Pour lui, la réponse ne réside pas dans de nouveaux outils, mais dans un retour aux fondamentaux: segmentation des réseaux, contrôle des accès et supervision continue. «L’IA doit être traitée comme un composant critique du système d’information, pas comme un gadget d’innovation», rappelle-t-il.
La gouvernance, pilier de la confiance
Dernier intervenant, Gilles Burnier, expert en innovation stratégique chez Groupe Mutuel, a rappelé que la réussite d’un projet d’IA repose avant tout sur la gouvernance. S’appuyant sur une étude du MIT, il note que 95% des projets échouent faute d’alignement entre stratégie, valeur ajoutée et gestion des risques. «Trop souvent, les entreprises se lancent dans l’IA parce que leurs concurrents le font, sans savoir quel problème elles veulent vraiment résoudre», observe-t-il.
L’orateur a évoqué les paradoxes d’une technologie à la fois prometteuse et imprévisible. «Les modèles sont puissants, mais aussi opaques et peu fiables: A plus B ne donne pas toujours C», a-t-il illustré, pointant les risques de dérives ou de non-conformité.
Pour y répondre, le Groupe Mutuel a instauré un cadre de supervision hybride, combinant validation humaine et contrôle automatisé.

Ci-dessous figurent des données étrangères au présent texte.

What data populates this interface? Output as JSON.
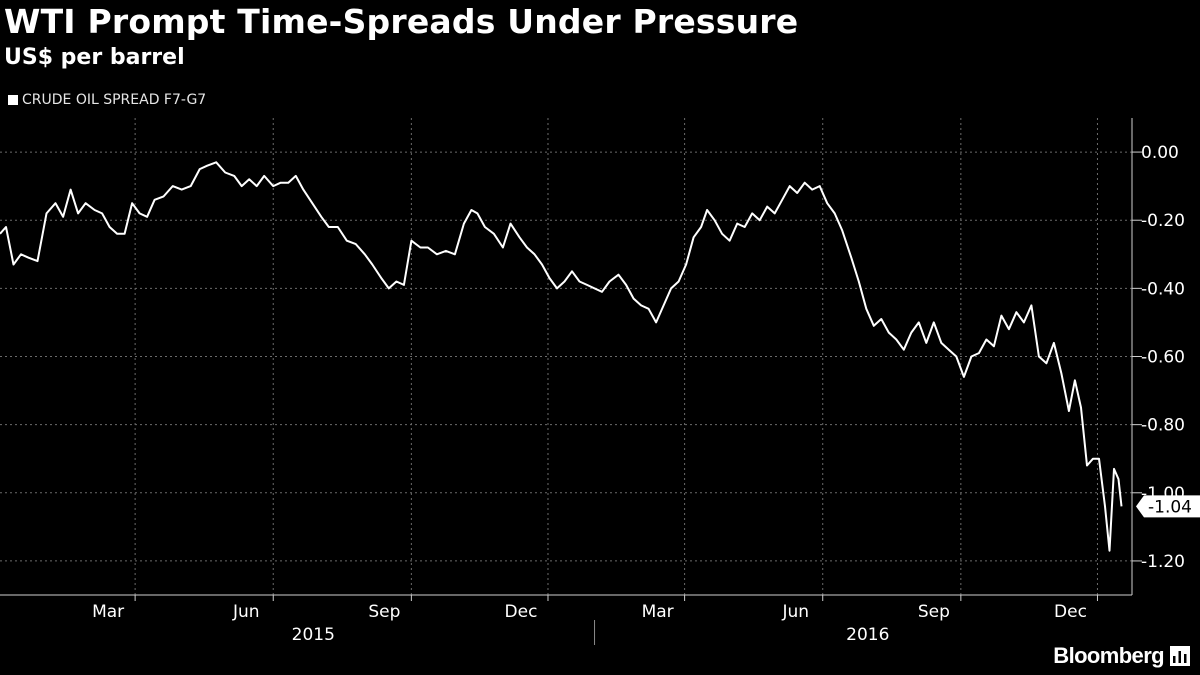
{
  "chart_data": {
    "type": "line",
    "title": "WTI Prompt Time-Spreads Under Pressure",
    "subtitle": "US$ per barrel",
    "series": [
      {
        "name": "CRUDE OIL SPREAD F7-G7",
        "color": "#ffffff",
        "last_value_label": "-1.04",
        "points": [
          [
            "2014-12-01",
            -0.24
          ],
          [
            "2014-12-05",
            -0.22
          ],
          [
            "2014-12-10",
            -0.33
          ],
          [
            "2014-12-15",
            -0.3
          ],
          [
            "2014-12-20",
            -0.31
          ],
          [
            "2014-12-26",
            -0.32
          ],
          [
            "2015-01-01",
            -0.18
          ],
          [
            "2015-01-07",
            -0.15
          ],
          [
            "2015-01-12",
            -0.19
          ],
          [
            "2015-01-17",
            -0.11
          ],
          [
            "2015-01-22",
            -0.18
          ],
          [
            "2015-01-27",
            -0.15
          ],
          [
            "2015-02-02",
            -0.17
          ],
          [
            "2015-02-07",
            -0.18
          ],
          [
            "2015-02-12",
            -0.22
          ],
          [
            "2015-02-17",
            -0.24
          ],
          [
            "2015-02-22",
            -0.24
          ],
          [
            "2015-02-27",
            -0.15
          ],
          [
            "2015-03-04",
            -0.18
          ],
          [
            "2015-03-09",
            -0.19
          ],
          [
            "2015-03-14",
            -0.14
          ],
          [
            "2015-03-20",
            -0.13
          ],
          [
            "2015-03-26",
            -0.1
          ],
          [
            "2015-04-01",
            -0.11
          ],
          [
            "2015-04-07",
            -0.1
          ],
          [
            "2015-04-13",
            -0.05
          ],
          [
            "2015-04-18",
            -0.04
          ],
          [
            "2015-04-24",
            -0.03
          ],
          [
            "2015-04-30",
            -0.06
          ],
          [
            "2015-05-06",
            -0.07
          ],
          [
            "2015-05-11",
            -0.1
          ],
          [
            "2015-05-16",
            -0.08
          ],
          [
            "2015-05-21",
            -0.1
          ],
          [
            "2015-05-26",
            -0.07
          ],
          [
            "2015-06-01",
            -0.1
          ],
          [
            "2015-06-06",
            -0.09
          ],
          [
            "2015-06-11",
            -0.09
          ],
          [
            "2015-06-16",
            -0.07
          ],
          [
            "2015-06-21",
            -0.11
          ],
          [
            "2015-06-27",
            -0.15
          ],
          [
            "2015-07-03",
            -0.19
          ],
          [
            "2015-07-08",
            -0.22
          ],
          [
            "2015-07-14",
            -0.22
          ],
          [
            "2015-07-20",
            -0.26
          ],
          [
            "2015-07-26",
            -0.27
          ],
          [
            "2015-08-01",
            -0.3
          ],
          [
            "2015-08-06",
            -0.33
          ],
          [
            "2015-08-12",
            -0.37
          ],
          [
            "2015-08-17",
            -0.4
          ],
          [
            "2015-08-22",
            -0.38
          ],
          [
            "2015-08-27",
            -0.39
          ],
          [
            "2015-09-01",
            -0.26
          ],
          [
            "2015-09-07",
            -0.28
          ],
          [
            "2015-09-12",
            -0.28
          ],
          [
            "2015-09-18",
            -0.3
          ],
          [
            "2015-09-24",
            -0.29
          ],
          [
            "2015-09-30",
            -0.3
          ],
          [
            "2015-10-06",
            -0.21
          ],
          [
            "2015-10-11",
            -0.17
          ],
          [
            "2015-10-15",
            -0.18
          ],
          [
            "2015-10-20",
            -0.22
          ],
          [
            "2015-10-26",
            -0.24
          ],
          [
            "2015-11-01",
            -0.28
          ],
          [
            "2015-11-06",
            -0.21
          ],
          [
            "2015-11-12",
            -0.25
          ],
          [
            "2015-11-17",
            -0.28
          ],
          [
            "2015-11-22",
            -0.3
          ],
          [
            "2015-11-27",
            -0.33
          ],
          [
            "2015-12-02",
            -0.37
          ],
          [
            "2015-12-07",
            -0.4
          ],
          [
            "2015-12-12",
            -0.38
          ],
          [
            "2015-12-17",
            -0.35
          ],
          [
            "2015-12-22",
            -0.38
          ],
          [
            "2015-12-27",
            -0.39
          ],
          [
            "2016-01-01",
            -0.4
          ],
          [
            "2016-01-06",
            -0.41
          ],
          [
            "2016-01-11",
            -0.38
          ],
          [
            "2016-01-17",
            -0.36
          ],
          [
            "2016-01-22",
            -0.39
          ],
          [
            "2016-01-27",
            -0.43
          ],
          [
            "2016-02-01",
            -0.45
          ],
          [
            "2016-02-06",
            -0.46
          ],
          [
            "2016-02-11",
            -0.5
          ],
          [
            "2016-02-16",
            -0.45
          ],
          [
            "2016-02-21",
            -0.4
          ],
          [
            "2016-02-26",
            -0.38
          ],
          [
            "2016-03-02",
            -0.33
          ],
          [
            "2016-03-07",
            -0.25
          ],
          [
            "2016-03-12",
            -0.22
          ],
          [
            "2016-03-16",
            -0.17
          ],
          [
            "2016-03-21",
            -0.2
          ],
          [
            "2016-03-26",
            -0.24
          ],
          [
            "2016-03-31",
            -0.26
          ],
          [
            "2016-04-05",
            -0.21
          ],
          [
            "2016-04-10",
            -0.22
          ],
          [
            "2016-04-15",
            -0.18
          ],
          [
            "2016-04-20",
            -0.2
          ],
          [
            "2016-04-25",
            -0.16
          ],
          [
            "2016-04-30",
            -0.18
          ],
          [
            "2016-05-05",
            -0.14
          ],
          [
            "2016-05-10",
            -0.1
          ],
          [
            "2016-05-15",
            -0.12
          ],
          [
            "2016-05-20",
            -0.09
          ],
          [
            "2016-05-25",
            -0.11
          ],
          [
            "2016-05-30",
            -0.1
          ],
          [
            "2016-06-04",
            -0.15
          ],
          [
            "2016-06-09",
            -0.18
          ],
          [
            "2016-06-14",
            -0.23
          ],
          [
            "2016-06-20",
            -0.31
          ],
          [
            "2016-06-25",
            -0.38
          ],
          [
            "2016-06-30",
            -0.46
          ],
          [
            "2016-07-05",
            -0.51
          ],
          [
            "2016-07-10",
            -0.49
          ],
          [
            "2016-07-15",
            -0.53
          ],
          [
            "2016-07-20",
            -0.55
          ],
          [
            "2016-07-25",
            -0.58
          ],
          [
            "2016-07-30",
            -0.53
          ],
          [
            "2016-08-04",
            -0.5
          ],
          [
            "2016-08-09",
            -0.56
          ],
          [
            "2016-08-14",
            -0.5
          ],
          [
            "2016-08-19",
            -0.56
          ],
          [
            "2016-08-24",
            -0.58
          ],
          [
            "2016-08-29",
            -0.6
          ],
          [
            "2016-09-03",
            -0.66
          ],
          [
            "2016-09-08",
            -0.6
          ],
          [
            "2016-09-13",
            -0.59
          ],
          [
            "2016-09-18",
            -0.55
          ],
          [
            "2016-09-23",
            -0.57
          ],
          [
            "2016-09-28",
            -0.48
          ],
          [
            "2016-10-03",
            -0.52
          ],
          [
            "2016-10-08",
            -0.47
          ],
          [
            "2016-10-13",
            -0.5
          ],
          [
            "2016-10-18",
            -0.45
          ],
          [
            "2016-10-23",
            -0.6
          ],
          [
            "2016-10-28",
            -0.62
          ],
          [
            "2016-11-02",
            -0.56
          ],
          [
            "2016-11-07",
            -0.65
          ],
          [
            "2016-11-12",
            -0.76
          ],
          [
            "2016-11-16",
            -0.67
          ],
          [
            "2016-11-20",
            -0.75
          ],
          [
            "2016-11-24",
            -0.92
          ],
          [
            "2016-11-28",
            -0.9
          ],
          [
            "2016-12-02",
            -0.9
          ],
          [
            "2016-12-06",
            -1.04
          ],
          [
            "2016-12-09",
            -1.17
          ],
          [
            "2016-12-12",
            -0.93
          ],
          [
            "2016-12-15",
            -0.96
          ],
          [
            "2016-12-17",
            -1.04
          ]
        ]
      }
    ],
    "xlim": [
      "2014-12-01",
      "2016-12-24"
    ],
    "ylim": [
      -1.3,
      0.1
    ],
    "y_ticks": [
      0.0,
      -0.2,
      -0.4,
      -0.6,
      -0.8,
      -1.0,
      -1.2
    ],
    "y_tick_labels": [
      "0.00",
      "-0.20",
      "-0.40",
      "-0.60",
      "-0.80",
      "-1.00",
      "-1.20"
    ],
    "y_axis_side": "right",
    "x_ticks": [
      {
        "date": "2015-03-01",
        "label": "Mar"
      },
      {
        "date": "2015-06-01",
        "label": "Jun"
      },
      {
        "date": "2015-09-01",
        "label": "Sep"
      },
      {
        "date": "2015-12-01",
        "label": "Dec"
      },
      {
        "date": "2016-03-01",
        "label": "Mar"
      },
      {
        "date": "2016-06-01",
        "label": "Jun"
      },
      {
        "date": "2016-09-01",
        "label": "Sep"
      },
      {
        "date": "2016-12-01",
        "label": "Dec"
      }
    ],
    "year_labels": [
      {
        "label": "2015"
      },
      {
        "label": "2016"
      }
    ],
    "grid": true,
    "legend_position": "top-left"
  },
  "footer": {
    "brand": "Bloomberg"
  },
  "colors": {
    "background": "#000000",
    "line": "#ffffff",
    "grid": "#6b6b6b",
    "text": "#ffffff"
  }
}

Avant diffusion, les réponses générées par son chatbot sont vérifiées par un second modèle selon le principe du LLM as a judge. «Il faut accepter d’innover, mais dans un cadre maîtrisé et transparent», souligne-t-il. Au-delà de la technique, il plaide pour une approche collective: avancer ensemble et partager les apprentissages afin de transformer les projets pilotes en initiatives durables.
Surelio.ai veut structurer la sécurité de l’IA
En clôture, les cofondateurs ont présenté le lancement de cette jeune entreprise lausannoise, née de la collaboration entre experts en cybersécurité, auditeurs IT et spécialistes de l’intelligence artificielle. Positionnée comme un tiers de confiance, Surelio.ai accompagne les organisations dans la sécurisation et l’audit de leurs systèmes d’IA. Elle mène des tests de robustesse à grande échelle et propose des formations en AI Safety destinées aux équipes techniques et aux directions, afin d’instaurer une culture commune de la prévention.
«Il n’existait jusqu’ici aucun événement romand spécifiquement dédié à la Generative AI Safety», rappelle Gaetan Stein, cofondateur de Surelio.ai. Avec ce nouveau format, l’entreprise entend fédérer chercheurs, experts techniques et décideurs autour des enjeux de sécurité des systèmes d’IA. Une seconde édition du Circle of AI Safety est déjà prévue en 2026.